Когда читаешь историю литературы с древних времен, то сам делаешься в этом общечеловеческом процессе каким-то знаком, вроде тире.
Вот из-за этой робости многие не делаются писателями, а другие: учителя, начетчики, критики, презирают живого писателя, дерзающего поставить себя в центр мироздания.
Единство и многообразие форм составляет и стиль и содержание произведений художника, и это единство равно значит в моем понимании со священной прямой.
В юности я верил в простую, как рельсы, прямую прогресса человечества. Потом, как и все, потерпел крушение, и весь мир с его человечеством завертелся по равнодействующей силы центростремительной, влекущей вниз, и центробежной силы, стремящей нас на прямую.
Теперь я начинаю верить, что, любя и благословляя жизнь, можно вращаться с живущими только при вере и уповании выйти когда-нибудь, как было это в юности, на священную прямую.
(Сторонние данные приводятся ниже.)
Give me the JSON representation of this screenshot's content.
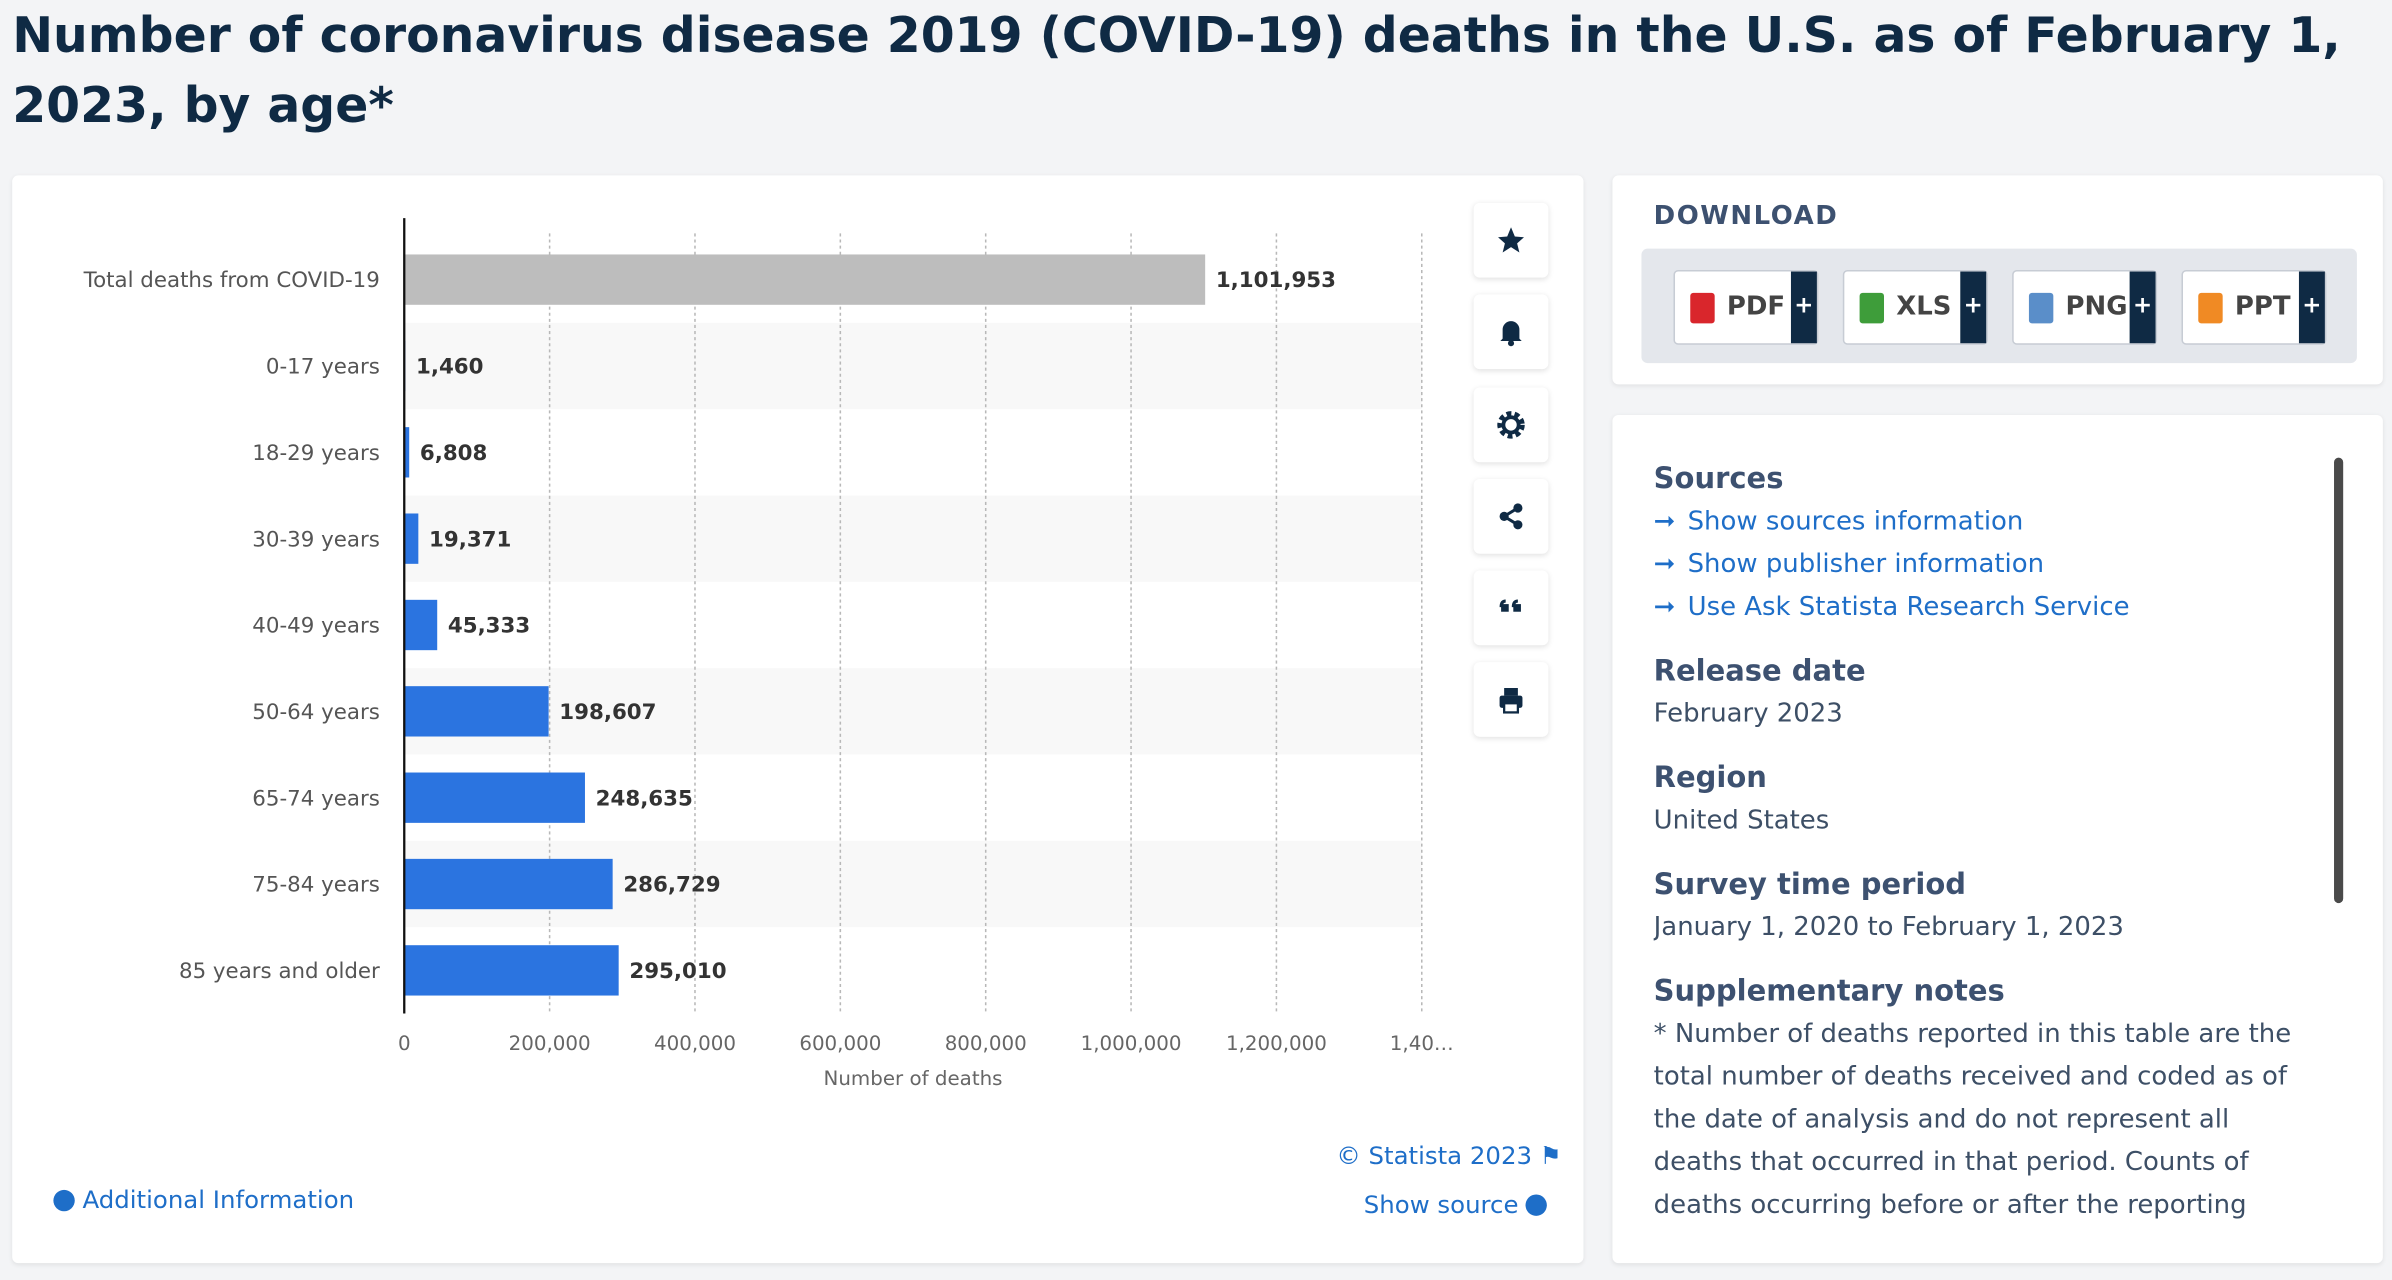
{
  "chart_data": {
    "type": "bar",
    "orientation": "horizontal",
    "title": "Number of coronavirus disease 2019 (COVID-19) deaths in the U.S. as of February 1, 2023, by age*",
    "categories": [
      "Total deaths from COVID-19",
      "0-17 years",
      "18-29 years",
      "30-39 years",
      "40-49 years",
      "50-64 years",
      "65-74 years",
      "75-84 years",
      "85 years and older"
    ],
    "values": [
      1101953,
      1460,
      6808,
      19371,
      45333,
      198607,
      248635,
      286729,
      295010
    ],
    "value_labels": [
      "1,101,953",
      "1,460",
      "6,808",
      "19,371",
      "45,333",
      "198,607",
      "248,635",
      "286,729",
      "295,010"
    ],
    "colors": [
      "#bdbdbd",
      "#2b74e0",
      "#2b74e0",
      "#2b74e0",
      "#2b74e0",
      "#2b74e0",
      "#2b74e0",
      "#2b74e0",
      "#2b74e0"
    ],
    "xlabel": "Number of deaths",
    "xlim": [
      0,
      1400000
    ],
    "xticks": [
      0,
      {
        "value": 200000,
        "label": "200,000"
      },
      {
        "value": 400000,
        "label": "400,000"
      },
      {
        "value": 600000,
        "label": "600,000"
      },
      {
        "value": 800000,
        "label": "800,000"
      },
      {
        "value": 1000000,
        "label": "1,000,000"
      },
      {
        "value": 1200000,
        "label": "1,200,000"
      },
      {
        "value": 1400000,
        "label": "1,40…"
      }
    ],
    "grid": true
  },
  "download": {
    "heading": "DOWNLOAD",
    "formats": [
      "PDF",
      "XLS",
      "PNG",
      "PPT"
    ],
    "plus": "+"
  },
  "sources": {
    "heading": "Sources",
    "links": [
      "Show sources information",
      "Show publisher information",
      "Use Ask Statista Research Service"
    ]
  },
  "details": [
    {
      "heading": "Release date",
      "text": "February 2023"
    },
    {
      "heading": "Region",
      "text": "United States"
    },
    {
      "heading": "Survey time period",
      "text": "January 1, 2020 to February 1, 2023"
    }
  ],
  "notes": {
    "heading": "Supplementary notes",
    "text": "* Number of deaths reported in this table are the total number of deaths received and coded as of the date of analysis and do not represent all deaths that occurred in that period. Counts of deaths occurring before or after the reporting period"
  },
  "footer": {
    "copyright": "© Statista 2023",
    "show_source": "Show source",
    "additional": "Additional Information"
  }
}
Добро – это цветок, выросший на удобрении.
Добро, любовь, красота не составляют в душе человека особой области, а венчают путь каждого из нас, если мы шли правильно.
Есть у людей общий ум, и есть общая любовь у человека: все так любят – весь человек. И добро есть такое, и вера общая: верит один, верит другой. Но я был до того личен, что это общее всем, мной не изведанное, принял за личное.